I spent much of my academic career advocating for appropriate funding for teaching and research in the humanities disciplines, in a policy environment which was not at all sympathetic to a version of higher education that did not prioritise vocational training. While that environment has improved over the last decade, and may well get a little better once the Universities Accord process is completed, the current funding models still wear away at the possible futures for high quality work in these disciplines.
If we ever needed confirmation of just how deep are the divisions between competing versions of the purpose of higher education, a recent opinion piece from The Times, written by Emma Duncan, spells it out pretty clearly. Entitled ‘We should cheer the decline in humanities degrees’, it is built on the false assumption that those who enroll in STEM degrees are more likely to get jobs than those who enroll in the humanities. That, too, was the spurious rationale for the Morrison government’s Job Ready Graduates program that doubled the cost of humanities degrees (among others) in the hope of boosting enrolments in areas such as science and nursing.
As Julie Hare has reported for the Australian Financial Review, drawing upon Andrew Norton’s research, the program failed to achieve any of its policy objectives. Numerous submissions to Mary O’Kane’s University Accord review currently under way called for the dumping of the Jobs Ready strategy, while comment from the Australian Academy of the Humanities provided evidence that there is actually no significant difference between the job prospects of those completing an Arts degree and those completing a Science degree.
Responding to what had been a continuing challenge to the utility of these degrees, way back in 2014 when Kylie Brass and I released our Mapping HASS study of the sector, we reported that something like 60% of those with a degree currently employed in Australia had degrees in the humanities and social sciences. That actually made them the most ‘utilized’ degree programs in existence. It would be no different now.
No matter, the galloping instrumentalism that has shaped higher education policy here and in the UK, and which has increasingly framed higher education as properly concerned with vocational training rather than education, rolls on regardless. Duncan applauds the decline of English as a subject for study at university, as ‘a healthy development’, which will dissuade prospective students from devoting ‘a crucial three years of their lives’ to racking up ‘piles of debt’ while studying for ‘unremunerative degrees’.
Ever since the Dawkins restructuring of higher education in the late 1980s, Australian universities have been advised to think of themselves as businesses rather than institutions, undergraduates have been redefined as clients rather than students, degrees have been constructed as vocational training rather than education programs, and the authority and legitimacy of academic expertise has been so thoroughly downgraded that the application of the word ‘academic’ in public discourse has been almost routinely perjorative. Within that wider context, the relevance of the humanities has been especially questioned.
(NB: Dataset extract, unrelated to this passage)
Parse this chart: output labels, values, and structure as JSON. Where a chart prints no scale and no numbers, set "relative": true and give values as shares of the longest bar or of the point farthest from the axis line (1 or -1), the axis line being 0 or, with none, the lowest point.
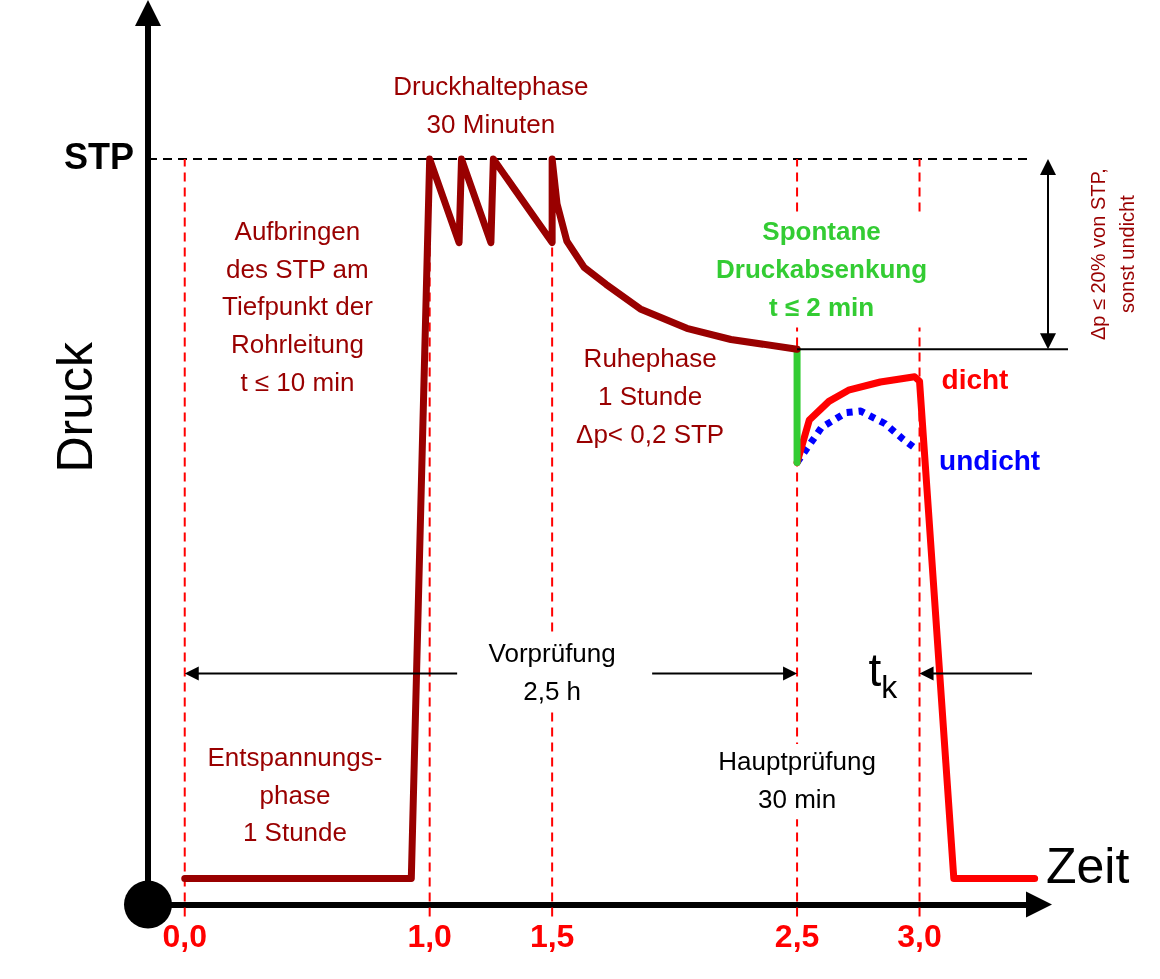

One could blame the pervasive influence of neoliberalism, of course, within which the idea of seeking an education would make no sense at all unless there was some money in it. But there is also the part played by the decades of culture wars that have framed the generation of progressive and critical ideas as feeding the enemy. The utilitarian and positivist bent of the science disciplines has also allowed them to be used as battering rams against the claims of the humanities for long periods — although they are no longer so easily manipulated into this kind of role as they once were.
Such issues, though, provide clues to why it is so pointless to hope we might defend the humanities simply by pointing to demonstrations of their utility — the jobs they generate, the proportion of GDP they might claim, their structural importance to the economy. While we might win that part of the argument by marshalling the clear evidence that is out there, it won’t change the fact that — within the current socio-cultural settings — the battle to defend the validity and legitimacy of the humanities disciplines is constitutive: it is an ideological battle that has to be engaged, always, continually, and without hope that one day it might be over.
Consequently, this kind of knowledge, this kind of education, is well on the way to being excised from the current policy understandings of the purposes of the university.
The knock-on effects from this situation reach well beyond these disciplines. While the humanities and social sciences might be the obvious example, they are just that: examples of the slow erosion of the idea that the university delivers a public good to the nation — not just a private good to the individual.
Academics at the coal face, mostly, still believe that they are delivering a public good. Regrettably, however, it is increasingly those charged with managing the university who have been backing away from such a principle. Consequently, the gap between staff and management has widened over the years as corporate behaviours have displaced collegial protocols and as government pressure over funding has enforced compliance with political priorities. What we have in many universities now is a fundamental conflict between how the university thinks about its purpose, and how its staff thinks about it. Not a scenario in which university staff can feel confident that their leaders will strongly defend what it is they think they do.